# Change of Use for lock-up from commercial to private use.



## JohnJay (23 Jun 2012)

The opportunity has arisen for me to purchase a small lock-up unit near my home in Dublin city. I would want this for personal use for storage, garage, etc. The problem is that this unit is currently zoned as commercial and pays rates, etc. How possible is it to get this changed for personal use whereby I would not have to pay commercial rates? It is already layed out as a garage, so I would not have to make any physical alterations


----------



## threebedsemi (23 Jun 2012)

You could perhaps apply for planning permission for a change of use to 'domestic storage'. Your first step is to arrange a chat with the Planner for the area. Bring photos, drawing, maps etc.  to the meeting to make it as productive as possible.

Talk to him about what conditions might be appended to such a grant of permission, and raise the rates matter as well.

www.studioplustwo.com


----------



## JohnJay (24 Jun 2012)

thanks for your reply, 3Bed.
How do the planners view such requests? or does it depend on the area? I know the area is zoned mixed use, so they might not want it as another residential property


----------



## threebedsemi (25 Jun 2012)

It will depend on the specific area, but Planners are generally helpful in terms of trashing things out.
Making notes during the meeting, and getting the name of the person you had it with, is always good practice.
An initial meeting works both ways, pre-planning discussions are non binding on either party so there is nothing to loose by having it.
Have some clear reasons why you need the extra space (house too small, no garage/store available on your house plot, expanding family, etc...).

www.studioplustwo.com


----------



## JohnJay (25 Jun 2012)

again, thanks for your reply. I am waiting to find out what the current commercial rates are on this property. If its not too much, I might leave it as it is - it would probably be worth more as a commercial unit in the future (if/when this property crisis ends). I have not purchased this unit yet anyway, the owner needs to rethink his asking price before I go for it!


----------



## JohnJay (26 Jun 2012)

*Buying a property which contains the ESB meters of other properties*

I have the chance to buy a lock-up garage close to my house. Its part of a development built a few years ago, and its the garage at basement level. There are, I think , 2 own-door apartments above. One thing worries me about it though – the ESB meters and Eircom access for the apartments are located inside the door of this garage, so basically if the ESB or the apartment owners/tenants wanted to read their meter, they would have to get access from me. I’m guessing this should have been a communal area for the apartments above, but somehow the developer managed to take it as a serperate unit.
   My head is telling me to walk away from this one, but I’m wondering what are peoples views on this? What sort of troubles would this throw up? I’m thinking insurance would be one.  And what rights have other property owners have to access their own meters?!


----------



## Leo (26 Jun 2012)

JohnJay said:


> I have the chance to buy a lock-up garage close to my house.


 
Post merged from separate thread. Please keep all posts on the topic in this thread. Creating multiple threads on the subject just clutters the forum.

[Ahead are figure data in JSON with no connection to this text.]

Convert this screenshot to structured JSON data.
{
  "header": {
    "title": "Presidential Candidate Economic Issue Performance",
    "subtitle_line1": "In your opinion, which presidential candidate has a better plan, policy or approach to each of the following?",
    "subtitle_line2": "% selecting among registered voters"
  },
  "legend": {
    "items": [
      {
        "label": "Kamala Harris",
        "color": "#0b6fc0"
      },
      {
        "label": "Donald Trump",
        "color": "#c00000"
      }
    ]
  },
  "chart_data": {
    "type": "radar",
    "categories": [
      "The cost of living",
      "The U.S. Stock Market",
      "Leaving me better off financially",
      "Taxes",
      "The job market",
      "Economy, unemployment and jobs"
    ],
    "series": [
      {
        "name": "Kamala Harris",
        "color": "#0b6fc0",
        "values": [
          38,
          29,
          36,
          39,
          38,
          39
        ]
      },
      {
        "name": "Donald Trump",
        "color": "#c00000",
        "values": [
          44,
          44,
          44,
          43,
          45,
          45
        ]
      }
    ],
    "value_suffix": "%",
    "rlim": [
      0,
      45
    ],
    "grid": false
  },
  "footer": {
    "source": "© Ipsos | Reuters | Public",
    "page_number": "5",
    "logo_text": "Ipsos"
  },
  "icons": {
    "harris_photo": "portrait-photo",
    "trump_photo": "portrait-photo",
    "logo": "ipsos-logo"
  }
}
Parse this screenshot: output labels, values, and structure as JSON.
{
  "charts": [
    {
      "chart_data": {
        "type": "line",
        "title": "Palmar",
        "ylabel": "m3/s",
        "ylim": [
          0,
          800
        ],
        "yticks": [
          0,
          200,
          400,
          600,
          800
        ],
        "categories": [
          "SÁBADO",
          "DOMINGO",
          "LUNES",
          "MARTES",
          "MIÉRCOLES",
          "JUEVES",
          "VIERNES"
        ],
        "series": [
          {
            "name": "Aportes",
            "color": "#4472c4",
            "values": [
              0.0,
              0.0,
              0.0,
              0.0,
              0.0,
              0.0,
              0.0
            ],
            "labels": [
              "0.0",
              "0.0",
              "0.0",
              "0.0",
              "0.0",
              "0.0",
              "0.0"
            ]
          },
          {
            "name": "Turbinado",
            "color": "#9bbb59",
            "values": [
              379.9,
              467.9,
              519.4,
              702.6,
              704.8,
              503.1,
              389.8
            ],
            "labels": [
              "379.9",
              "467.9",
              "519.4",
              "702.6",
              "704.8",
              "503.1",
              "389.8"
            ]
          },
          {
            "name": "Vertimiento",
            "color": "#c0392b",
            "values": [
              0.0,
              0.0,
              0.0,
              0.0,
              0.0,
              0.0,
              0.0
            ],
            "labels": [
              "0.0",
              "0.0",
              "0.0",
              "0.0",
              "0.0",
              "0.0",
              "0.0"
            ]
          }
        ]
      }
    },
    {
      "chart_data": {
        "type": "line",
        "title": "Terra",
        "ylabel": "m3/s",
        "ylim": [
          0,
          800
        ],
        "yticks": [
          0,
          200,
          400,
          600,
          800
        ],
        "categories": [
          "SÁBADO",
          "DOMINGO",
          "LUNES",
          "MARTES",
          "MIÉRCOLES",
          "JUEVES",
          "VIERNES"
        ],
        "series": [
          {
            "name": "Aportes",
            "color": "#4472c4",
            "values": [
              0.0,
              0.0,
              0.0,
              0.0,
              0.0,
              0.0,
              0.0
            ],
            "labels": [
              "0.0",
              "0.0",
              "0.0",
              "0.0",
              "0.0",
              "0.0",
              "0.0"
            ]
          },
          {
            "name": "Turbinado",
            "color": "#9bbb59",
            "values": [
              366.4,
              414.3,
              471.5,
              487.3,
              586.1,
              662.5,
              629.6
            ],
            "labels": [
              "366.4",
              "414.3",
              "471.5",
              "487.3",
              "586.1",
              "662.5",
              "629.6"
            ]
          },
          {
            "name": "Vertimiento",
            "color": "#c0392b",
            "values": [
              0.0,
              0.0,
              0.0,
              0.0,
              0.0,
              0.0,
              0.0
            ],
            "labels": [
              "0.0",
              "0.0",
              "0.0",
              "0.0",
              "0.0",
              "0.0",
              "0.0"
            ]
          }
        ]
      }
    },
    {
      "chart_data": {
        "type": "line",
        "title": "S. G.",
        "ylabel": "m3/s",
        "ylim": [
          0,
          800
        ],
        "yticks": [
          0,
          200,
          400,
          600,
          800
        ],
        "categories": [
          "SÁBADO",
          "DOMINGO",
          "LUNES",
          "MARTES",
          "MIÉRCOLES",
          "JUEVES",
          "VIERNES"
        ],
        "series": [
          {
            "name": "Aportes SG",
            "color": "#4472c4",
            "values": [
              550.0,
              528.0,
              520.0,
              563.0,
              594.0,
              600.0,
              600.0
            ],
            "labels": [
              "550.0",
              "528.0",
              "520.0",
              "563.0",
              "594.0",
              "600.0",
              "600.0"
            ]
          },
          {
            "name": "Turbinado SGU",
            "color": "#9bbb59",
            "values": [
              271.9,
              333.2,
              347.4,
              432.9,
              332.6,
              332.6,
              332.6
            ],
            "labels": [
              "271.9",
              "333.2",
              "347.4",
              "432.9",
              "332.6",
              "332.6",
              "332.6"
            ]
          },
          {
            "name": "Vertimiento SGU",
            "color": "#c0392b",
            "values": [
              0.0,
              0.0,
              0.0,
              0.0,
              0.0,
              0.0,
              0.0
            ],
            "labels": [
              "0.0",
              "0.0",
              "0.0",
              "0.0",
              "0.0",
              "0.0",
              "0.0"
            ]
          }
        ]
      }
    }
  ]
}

Legally, this sounds like a nightmare situation. What do the title deeds say about these meters? At least the ESB and the owners will need a right of way to gain access. So it's hardly secure.

Don't walk away. Run!


----------



## JohnJay (26 Jun 2012)

sorry Leo. I was treating these as different issues, as I felt my second issue did not fall within Sites, planning, self-builds and extensions 

Yeah, it all looks a bit risky to me. I think running is the best idea!


----------